Désireux de fonder un groupe mais échaudé par de piteuses tentatives antérieures, James Osterberg aka Iggy Stooge aka Iggy Pop, réussit finalement à rallier à lui, en 1967, trois jeunes désoeuvrés de Detroit complètement rétamés à l'herbe : Dave Alexander et les frères Asheton (Ron et Scott). Punks avant l'heure, les Psychedelic Stooges ne jouent d'aucun instrument, expérimentent continuellement, souvent sans chanteur, avant de trouver la formule gagnante, publiant en 1969 sur Elektra un premier album éponyme, produit par l'ex-violoniste du Velvet Underground John Cale.

Sept ans avant l'heure, le punk venait de naître : son dégueulasse, discours nihiliste, attitude autodestructrice, absence totale d'humour, paroles des chansons bâties avec trente mots ... L'année suivante, c'est à Los Angeles que sera mis en boîte leur second méfait, Fun House, disque de rock incandescent lorgnant vers le free jazz, parfaite synthèse entre la sauvagerie d'Iggy et la brutalité des riffs de Ron Asheton. Sur scène, Iggy, sorte d'alter ego infernal de Jim Morrison, repousse les limites, se roulant sur des taissons de bouteilles ou balançant du beurre de cacahuète dans le public après se l'être tartiné sur le torse (cf. les célèbres images du festival de Cincinnati de 1971).

Suite à la parution de ce chef d'oeuvre, le groupe explose, Dave Alexander se fait virer (pour faire une overdose peu après), Iggy partant se faire désintoxiquer pour cause de forte addiction à des substances diverses.
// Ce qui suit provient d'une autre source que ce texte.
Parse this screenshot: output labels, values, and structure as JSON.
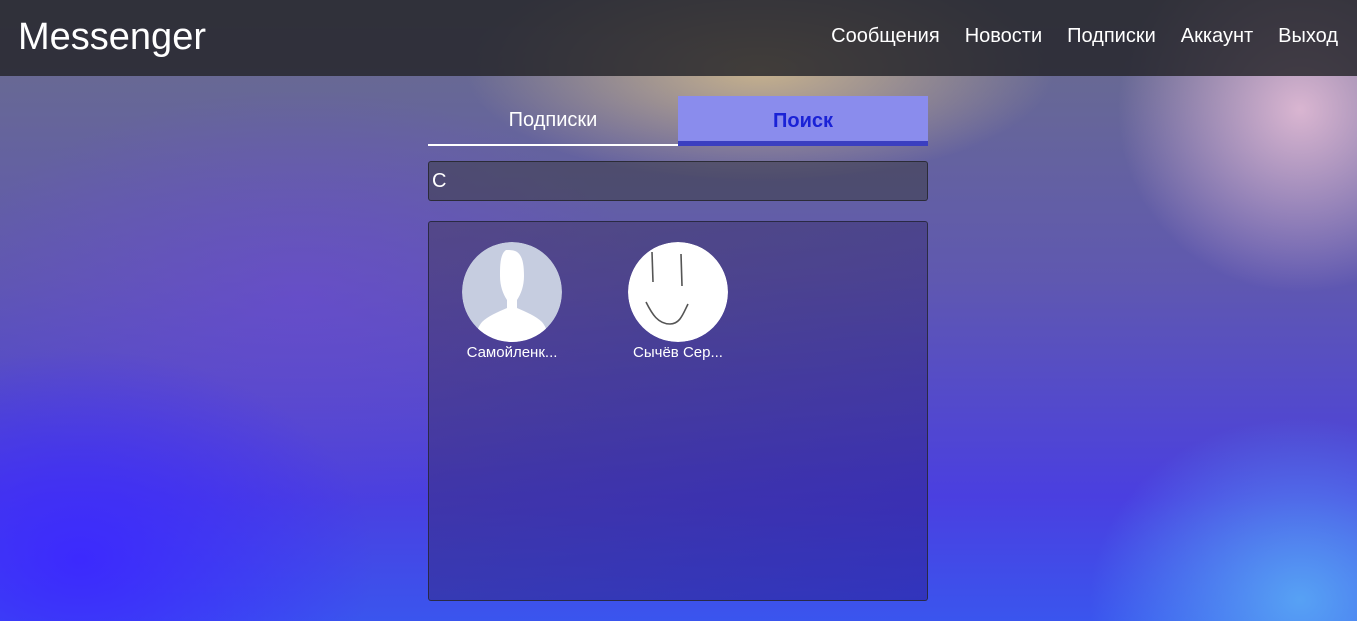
{
  "header": {
    "brand": "Messenger",
    "nav": [
      "Сообщения",
      "Новости",
      "Подписки",
      "Аккаунт",
      "Выход"
    ]
  },
  "tabs": [
    {
      "label": "Подписки",
      "active": false
    },
    {
      "label": "Поиск",
      "active": true
    }
  ],
  "search": {
    "value": "С"
  },
  "results": [
    {
      "name": "Самойленк...",
      "avatar_icon": "default-silhouette-avatar"
    },
    {
      "name": "Сычёв Сер...",
      "avatar_icon": "drawn-face-avatar"
    }
  ],
  "colors": {
    "active_tab_bg": "#8a8ced",
    "active_tab_text": "#1a22d6",
    "active_tab_border": "#3b3fc0"
  }
}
Deux ans plus tard, ce dernier embauche un certain James Williamson à la guitare (devenu depuis un ponte de la Silicon Valley) et refait appel, au titre d'employés seulement, aux frères Asheton pour Raw Power, avant de tirer définitivement un trait sur les Stooges en 1974.

Vingt-neuf ans plus tard et contre toute attente, Iggy ranime le groupe de ses débuts, avec Scott (batterie) et Ron (guitare) Asheton auxquels est venu se greffer Mike Watt (ex-leader de Minutemen, le must des combos hardcore eighties). Le concept est clair dès le départ, pas question de jouer le troisième album, le répertoire sera uniquement celui des Stooges d'origine plus quelques titres écrits ensemble pour le dernier opus d'Iggy, Skull Ring.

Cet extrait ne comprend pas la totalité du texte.